Ich war an so einem Abend mit Freunden im Restaurant beim Abendessen. Alle Tische um uns herum waren voll besetzt. Wir haben unser Essen bestellt und sofort angefangen zu essen; bis wir gemerkt haben, dass wir die einzigen sind. Die anderen Gäste haben alle noch darauf gewartet, dass der Muezzin ruft und damit den Startschuss zum Abendessen gibt. Es war mir dann sogar peinlich. Ich habe den Tag über schon nicht gefastet und esse abends im Restaurant mit den Freunden wieder als erstes. Und alle um uns herum warten hungrig. Aber keiner hat uns böse angeschaut. Es war vermutlich allen klar, dass wir Christen sind und uns nicht ans Fasten halten müssen.

Als wir nach dem Essen an den großen Moscheen der Stadt vorbei nach Hause gelaufen sind, war dort noch alles voller Leben. Unsere Reiseführer haben uns erzählt, dass es im Fastenmonat vor allen Moscheen solche Festzelte gibt. Sie sind für die Obdachlosen und Armen, die sich das Festmahl zum Fastenbrechen nicht leisten können. In jeder Gemeinde gibt es aber Leute, die mit ihren Spenden helfen, dass die Armen jeden Abend eingeladen werden können.

Mir ist da klar geworden, dass diese Fastenzeit im Islam etwas ganz Anderes ist als das christliche Fasten. Bei uns fastet man in der Vorbereitung auf Ostern, jeder für sich. Im Islam hat das Fasten eine zusätzliche Bedeutung, die mir sehr gefällt. Am Abend wird aus dem Fasten des Einzelnen etwas Soziales. Man feiert das Fastenbrechen mit der Familie, mit Freunden, aber auch in der Gemeinde. Und die Ärmsten werden eingeladen. Und ein paar Mal haben Leute auch uns Andersgläubige dazu eingeladen. Sie zeigen so, dass der Ramadan eine Zeit ist, in der für alle gilt, dass Gott sich ihnen voller Wohlwollen zuwendet.
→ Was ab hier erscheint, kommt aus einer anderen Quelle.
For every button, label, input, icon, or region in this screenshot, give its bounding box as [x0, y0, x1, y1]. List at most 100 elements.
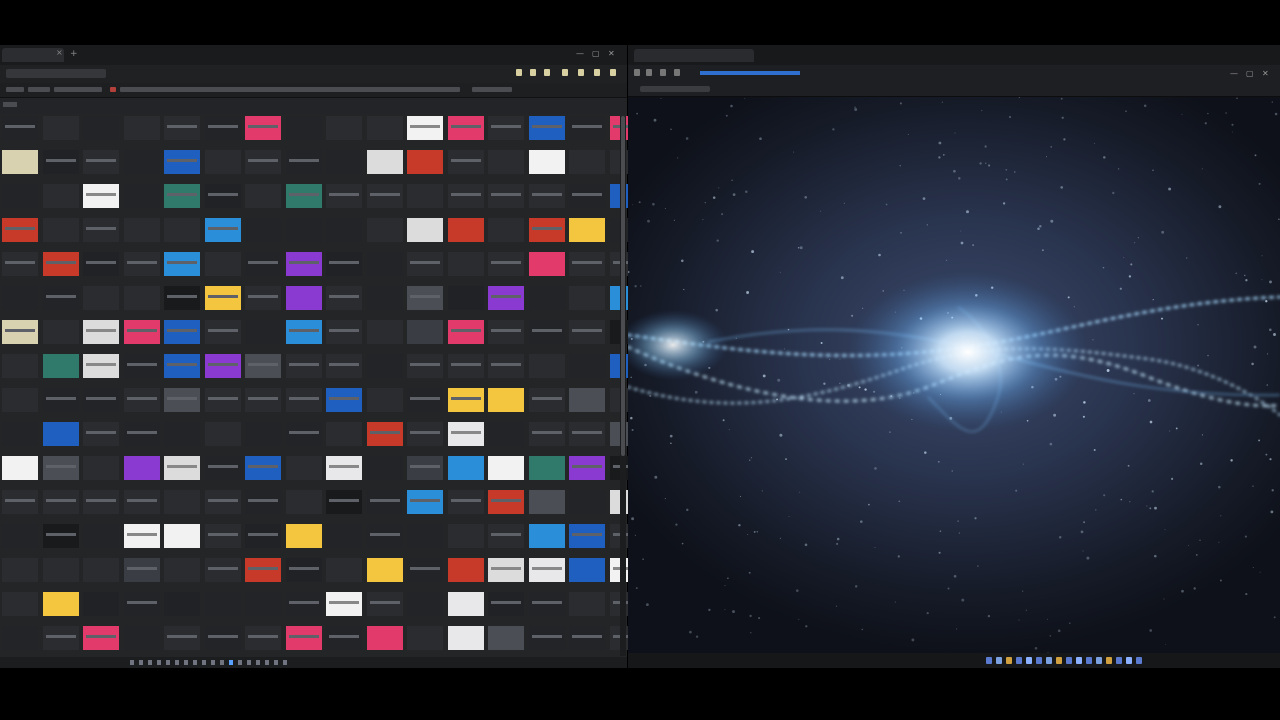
thumbnail[interactable]: [204, 252, 241, 276]
thumbnail[interactable]: [407, 626, 443, 650]
thumbnail[interactable]: [569, 592, 605, 616]
thumbnail[interactable]: [447, 252, 484, 276]
thumbnail[interactable]: [447, 524, 484, 548]
thumbnail[interactable]: [569, 354, 605, 378]
thumbnail[interactable]: [488, 558, 524, 582]
thumbnail[interactable]: [488, 218, 524, 242]
thumbnail[interactable]: [123, 150, 160, 174]
thumbnail[interactable]: [407, 320, 443, 344]
thumbnail[interactable]: [2, 354, 38, 378]
thumbnail[interactable]: [407, 286, 443, 310]
viewer-minimize-icon[interactable]: —: [1230, 69, 1238, 78]
thumbnail[interactable]: [204, 422, 241, 446]
home-button[interactable]: [674, 69, 680, 76]
thumbnail[interactable]: [447, 558, 484, 582]
thumbnail[interactable]: [245, 388, 281, 412]
page-button[interactable]: [184, 660, 188, 665]
thumbnail[interactable]: [83, 252, 119, 276]
thumbnail[interactable]: [123, 116, 160, 140]
thumbnail[interactable]: [366, 524, 403, 548]
thumbnail[interactable]: [528, 184, 565, 208]
thumbnail[interactable]: [326, 422, 362, 446]
thumbnail[interactable]: [123, 388, 160, 412]
thumbnail[interactable]: [42, 456, 79, 480]
thumbnail[interactable]: [285, 524, 322, 548]
thumbnail[interactable]: [447, 388, 484, 412]
thumbnail[interactable]: [123, 320, 160, 344]
thumbnail[interactable]: [366, 150, 403, 174]
thumbnail[interactable]: [2, 422, 38, 446]
thumbnail[interactable]: [83, 388, 119, 412]
close-icon[interactable]: ✕: [608, 49, 615, 58]
thumbnail[interactable]: [245, 592, 281, 616]
thumbnail[interactable]: [42, 116, 79, 140]
thumbnail[interactable]: [42, 626, 79, 650]
minimize-icon[interactable]: —: [576, 49, 584, 58]
thumbnail[interactable]: [123, 558, 160, 582]
viewer-tool-icon[interactable]: [1066, 657, 1072, 664]
toolbar-button[interactable]: [544, 69, 550, 76]
thumbnail[interactable]: [164, 354, 200, 378]
thumbnail[interactable]: [83, 422, 119, 446]
address-field[interactable]: [6, 69, 106, 78]
page-button[interactable]: [157, 660, 161, 665]
thumbnail[interactable]: [569, 558, 605, 582]
thumbnail[interactable]: [488, 422, 524, 446]
page-button[interactable]: [193, 660, 197, 665]
toolbar-button[interactable]: [594, 69, 600, 76]
thumbnail[interactable]: [447, 354, 484, 378]
thumbnail[interactable]: [528, 218, 565, 242]
thumbnail[interactable]: [164, 558, 200, 582]
thumbnail[interactable]: [42, 558, 79, 582]
tab-close-icon[interactable]: ×: [56, 48, 63, 57]
thumbnail[interactable]: [488, 626, 524, 650]
thumbnail[interactable]: [204, 184, 241, 208]
thumbnail[interactable]: [83, 116, 119, 140]
thumbnail[interactable]: [528, 286, 565, 310]
search-input[interactable]: [120, 87, 460, 92]
thumbnail[interactable]: [488, 524, 524, 548]
thumbnail[interactable]: [2, 150, 38, 174]
thumbnail[interactable]: [407, 354, 443, 378]
thumbnail[interactable]: [245, 116, 281, 140]
thumbnail[interactable]: [488, 320, 524, 344]
thumbnail[interactable]: [528, 422, 565, 446]
thumbnail[interactable]: [447, 320, 484, 344]
thumbnail[interactable]: [569, 456, 605, 480]
thumbnail[interactable]: [204, 524, 241, 548]
thumbnail[interactable]: [164, 116, 200, 140]
thumbnail[interactable]: [83, 626, 119, 650]
new-tab-icon[interactable]: +: [70, 49, 78, 59]
thumbnail[interactable]: [407, 592, 443, 616]
page-button[interactable]: [256, 660, 260, 665]
thumbnail[interactable]: [569, 422, 605, 446]
thumbnail[interactable]: [204, 558, 241, 582]
thumbnail[interactable]: [447, 422, 484, 446]
reload-button[interactable]: [660, 69, 666, 76]
page-button[interactable]: [238, 660, 242, 665]
thumbnail[interactable]: [407, 456, 443, 480]
thumbnail[interactable]: [245, 320, 281, 344]
thumbnail[interactable]: [204, 116, 241, 140]
thumbnail[interactable]: [326, 286, 362, 310]
thumbnail[interactable]: [285, 626, 322, 650]
thumbnail[interactable]: [83, 354, 119, 378]
thumbnail[interactable]: [42, 218, 79, 242]
thumbnail[interactable]: [285, 150, 322, 174]
thumbnail[interactable]: [204, 286, 241, 310]
page-button[interactable]: [139, 660, 143, 665]
thumbnail[interactable]: [488, 252, 524, 276]
thumbnail[interactable]: [204, 592, 241, 616]
thumbnail[interactable]: [245, 626, 281, 650]
thumbnail[interactable]: [245, 150, 281, 174]
viewer-tab[interactable]: [634, 49, 754, 62]
thumbnail[interactable]: [366, 286, 403, 310]
thumbnail[interactable]: [488, 116, 524, 140]
thumbnail[interactable]: [204, 388, 241, 412]
thumbnail[interactable]: [488, 286, 524, 310]
thumbnail[interactable]: [528, 252, 565, 276]
thumbnail[interactable]: [326, 456, 362, 480]
thumbnail[interactable]: [488, 592, 524, 616]
thumbnail[interactable]: [245, 456, 281, 480]
page-button[interactable]: [130, 660, 134, 665]
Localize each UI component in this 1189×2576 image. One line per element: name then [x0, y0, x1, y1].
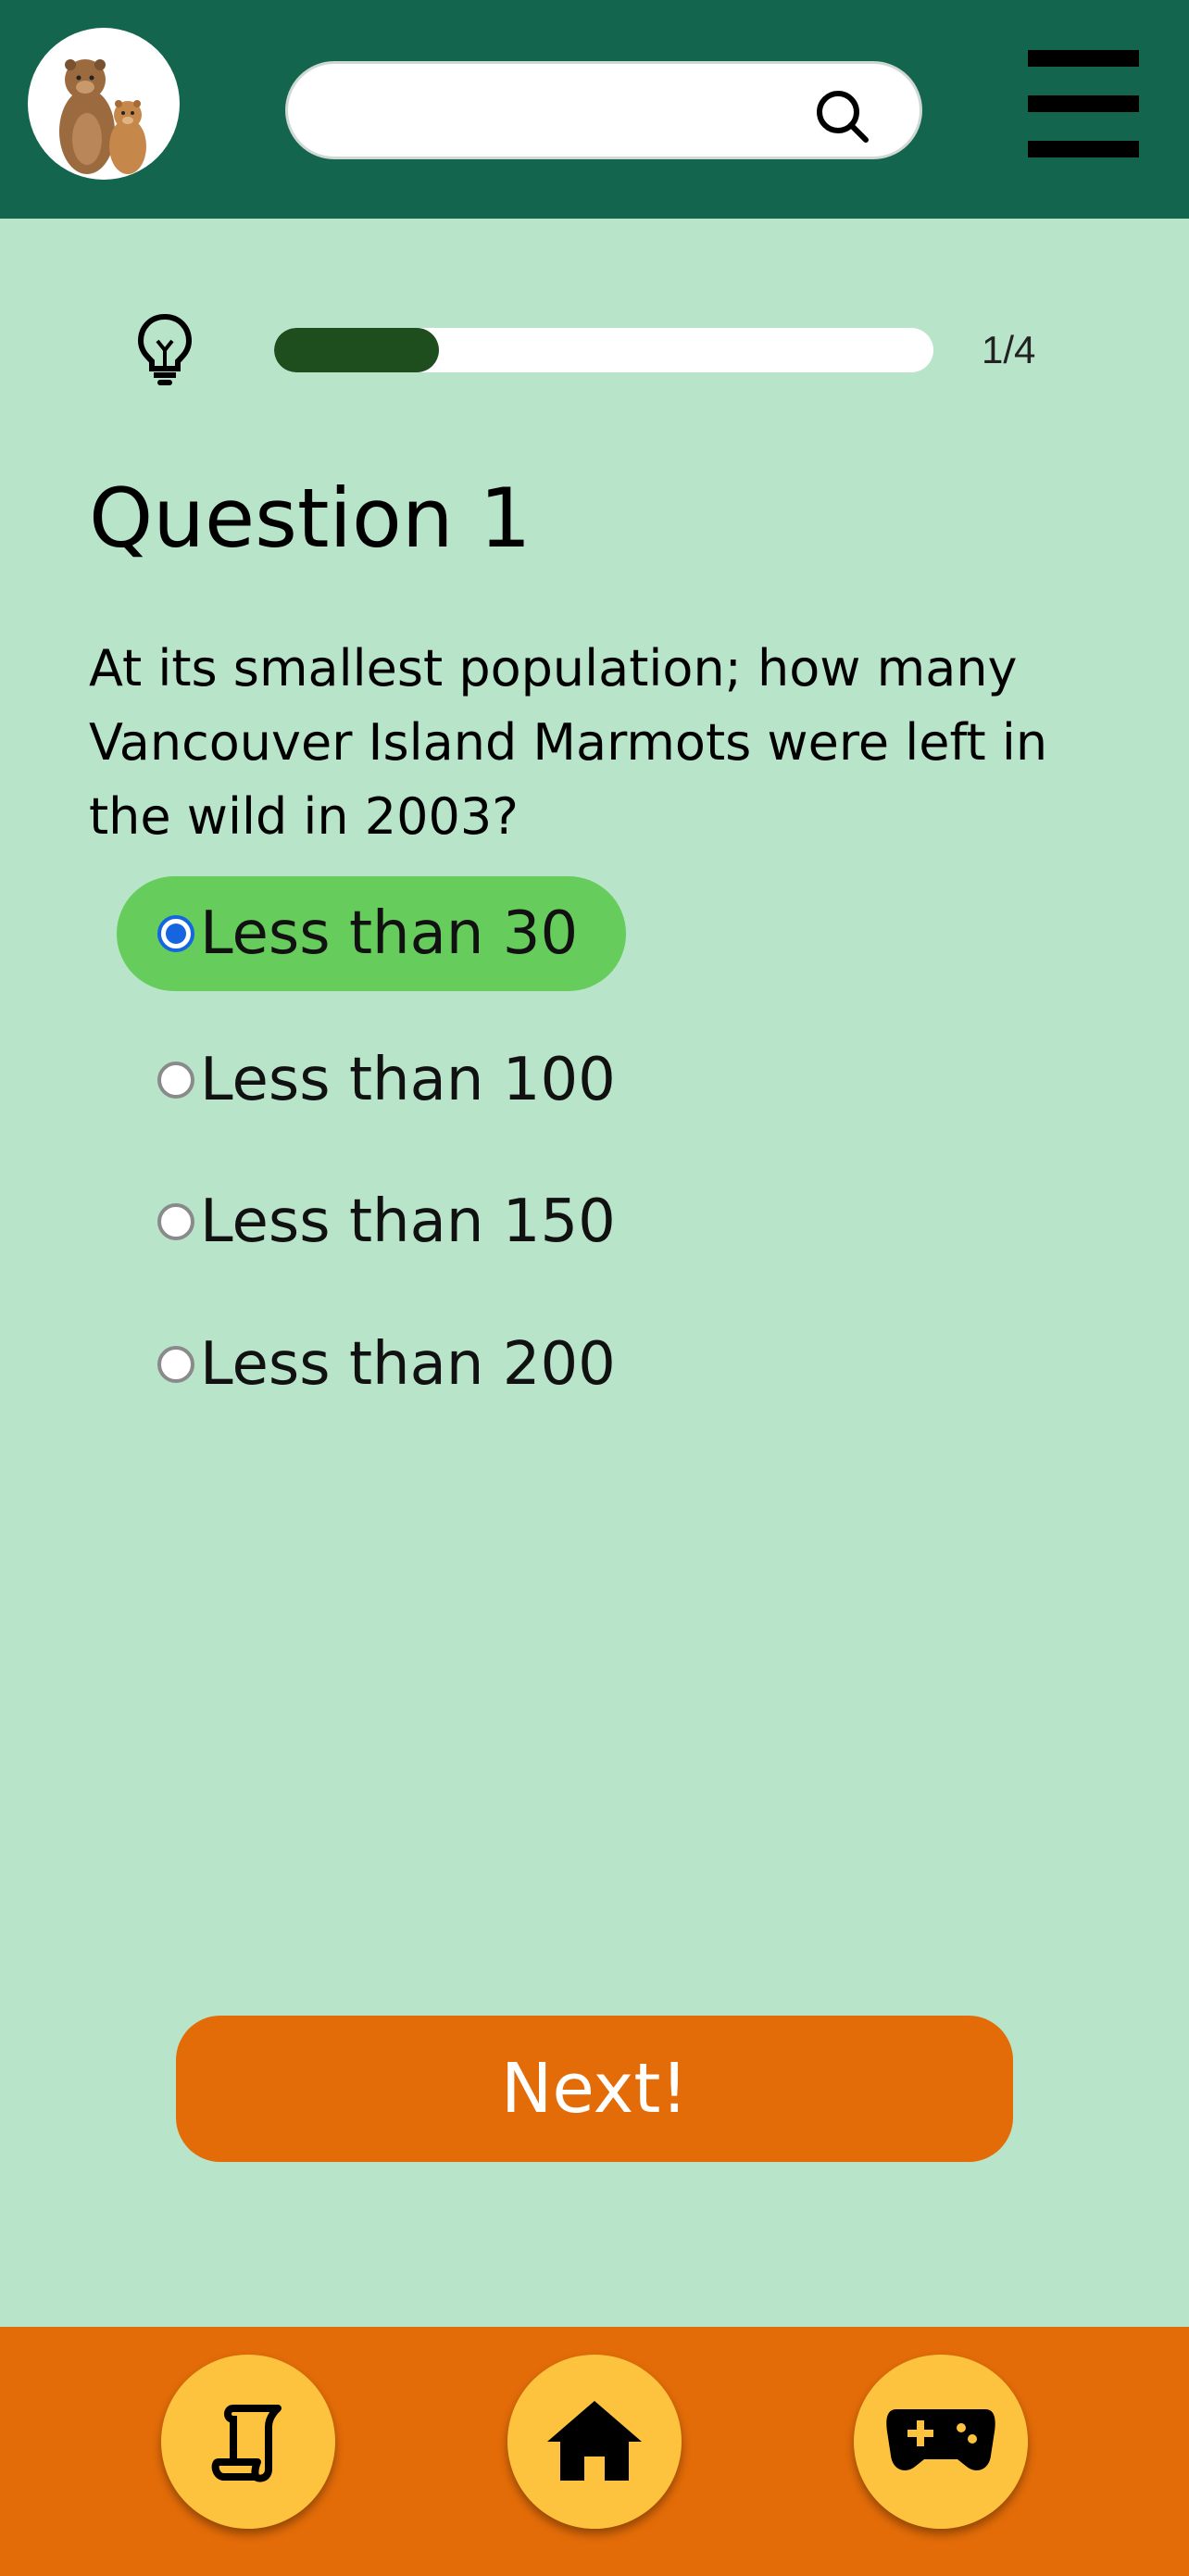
top-header	[0, 0, 1189, 219]
answer-option[interactable]: Less than 200	[117, 1307, 664, 1422]
answer-option-label: Less than 200	[200, 1330, 616, 1399]
gamepad-icon	[886, 2409, 995, 2470]
radio-button[interactable]	[157, 1062, 194, 1099]
lightbulb-icon[interactable]	[135, 313, 194, 387]
search-input[interactable]	[325, 82, 810, 140]
quiz-progress-bar	[274, 328, 933, 372]
quiz-progress-fill	[274, 328, 439, 372]
home-icon	[547, 2401, 642, 2481]
scroll-icon	[211, 2405, 282, 2482]
answer-option-label: Less than 30	[200, 899, 579, 968]
answer-option[interactable]: Less than 100	[117, 1023, 664, 1137]
question-text: At its smallest population; how many Van…	[89, 639, 1048, 846]
search-bar[interactable]	[285, 61, 922, 159]
bottom-nav-bar	[0, 2327, 1189, 2576]
answer-option-label: Less than 150	[200, 1187, 616, 1256]
marmot-logo-icon[interactable]	[28, 28, 180, 180]
answer-option-label: Less than 100	[200, 1046, 616, 1114]
radio-button[interactable]	[157, 1346, 194, 1383]
answer-option[interactable]: Less than 30	[117, 876, 627, 991]
radio-button[interactable]	[157, 915, 194, 952]
progress-counter: 1/4	[982, 328, 1036, 371]
radio-button[interactable]	[157, 1203, 194, 1240]
answer-option[interactable]: Less than 150	[117, 1164, 664, 1279]
nav-learn-button[interactable]	[161, 2355, 335, 2529]
next-button[interactable]: Next!	[176, 2016, 1013, 2162]
nav-home-button[interactable]	[507, 2355, 682, 2529]
nav-games-button[interactable]	[854, 2355, 1028, 2529]
question-title: Question 1	[89, 471, 532, 566]
search-icon[interactable]	[812, 86, 871, 145]
hamburger-menu-icon[interactable]	[1028, 50, 1139, 157]
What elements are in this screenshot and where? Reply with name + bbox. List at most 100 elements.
Bei uns Christen hat das Fasten einen anderen Schwerpunkt. Aber irgendwie ist mir der Gedanke gar nicht fremd: Wir brechen in diesen Ostertagen auch unser Fasten, weil wir feiern, dass Jesus mit seiner Auferstehung die Macht des Todes gebrochen hat. Was wir dabei vielleicht vom Islam lernen könnten, wäre, dass wir diesen Durchbruch so feiern, dass alle mitfeiern lassen. Auch die, die es sich nicht leisten können und die, die eine andere Religion haben.